Photodynamic therapy is a revolutionary treatment aimed at treating cancers without surgery or chemotherapy. It is
based on the discovery that certain chemicals known as photosensitizing agents (e.g. porphyrins, phthalocyanines, etc.)
can kill cancerous cells when exposed to low level laser light at a specific wavelength. The present study investigates
the cellular uptake and photodynamic effect of gallium (III) phthalocyanine chloride (GaPcCl) on Caco-2 cancer cells.
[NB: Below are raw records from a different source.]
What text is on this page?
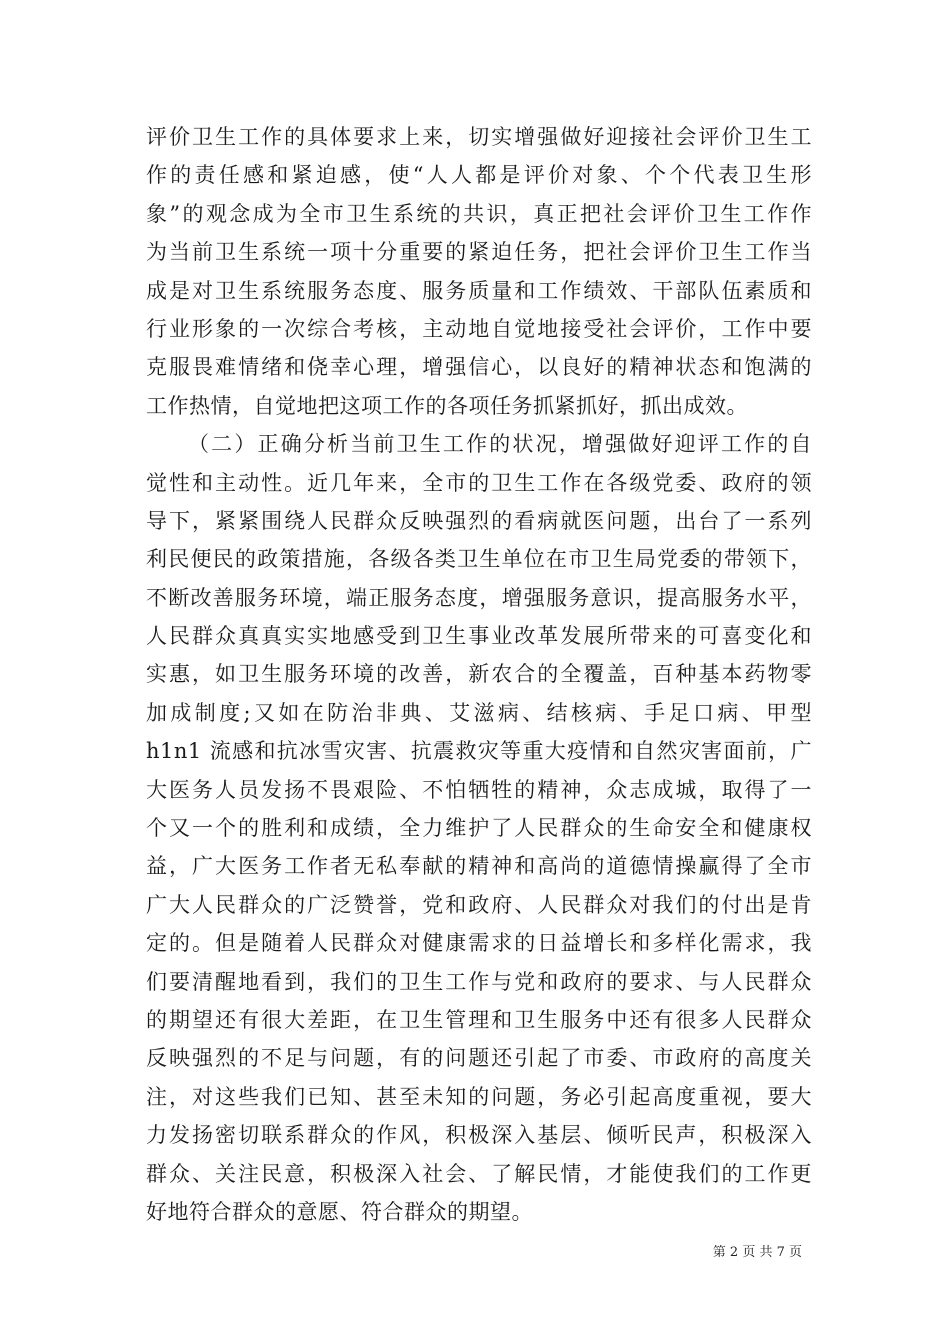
评价卫生工作的具体要求上来，切实增强做好迎接社会评价卫生工
作的责任感和紧迫感，使“人人都是评价对象、个个代表卫生形
象”的观念成为全市卫生系统的共识，真正把社会评价卫生工作作
为当前卫生系统一项十分重要的紧迫任务，把社会评价卫生工作当
成是对卫生系统服务态度、服务质量和工作绩效、干部队伍素质和
行业形象的一次综合考核，主动地自觉地接受社会评价，工作中要
克服畏难情绪和侥幸心理，增强信心，以良好的精神状态和饱满的
工作热情，自觉地把这项工作的各项任务抓紧抓好，抓出成效。
（二）正确分析当前卫生工作的状况，增强做好迎评工作的自
觉性和主动性。近几年来，全市的卫生工作在各级党委、政府的领
导下，紧紧围绕人民群众反映强烈的看病就医问题，出台了一系列
利民便民的政策措施，各级各类卫生单位在市卫生局党委的带领下，
不断改善服务环境，端正服务态度，增强服务意识，提高服务水平，
人民群众真真实实地感受到卫生事业改革发展所带来的可喜变化和
实惠，如卫生服务环境的改善，新农合的全覆盖，百种基本药物零
加成制度;又如在防治非典、艾滋病、结核病、手足口病、甲型
h1n1 流感和抗冰雪灾害、抗震救灾等重大疫情和自然灾害面前，广
大医务人员发扬不畏艰险、不怕牺牲的精神，众志成城，取得了一
个又一个的胜利和成绩，全力维护了人民群众的生命安全和健康权
益，广大医务工作者无私奉献的精神和高尚的道德情操赢得了全市
广大人民群众的广泛赞誉，党和政府、人民群众对我们的付出是肯
定的。但是随着人民群众对健康需求的日益增长和多样化需求，我
们要清醒地看到，我们的卫生工作与党和政府的要求、与人民群众
的期望还有很大差距，在卫生管理和卫生服务中还有很多人民群众
反映强烈的不足与问题，有的问题还引起了市委、市政府的高度关
注，对这些我们已知、甚至未知的问题，务必引起高度重视，要大
力发扬密切联系群众的作风，积极深入基层、倾听民声，积极深入
群众、关注民意，积极深入社会、了解民情，才能使我们的工作更
好地符合群众的意愿、符合群众的期望。
第 2 页 共 7 页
Caco-2 cells were treated with different concentrations of GaPcCl for 2 h before treatment with a diode laser
(λ = 661 nm, laser power = 90 mW) delivering a light dose of 2.5 J/cm2, 4.5 J/cm2 or 8.5 J/cm2. After 24 h, the cell
viability of post-irradiated cells was measured using the MTT assay. Cellular uptake studies were performed by
photosensitizing cells with GaPcCl for 30 min, 2 h, 10 h, 12 h, 18 h and 24 h before lysing the treated cells into solution
to measure the GaPcCl fluorescence emission at an excitation wavelength of 600 nm. Results showed an increase in
fluorescence intensity of emission peaks at longer incubation times, indicating a greater cellular uptake of GaPcCl by
Caco-2 cells at 24 h in comparison to 30 min. GaPcCl at a concentration of 100 μg/ml activated with a laser light dose
of 8.5 J/cm2 reduced the cell viability of Caco-2 cells to 27%. This concludes that GaPcCl activated with low level laser
light can be used as a photosensitizing agent for the in vitro PDT treatment of colon cancer.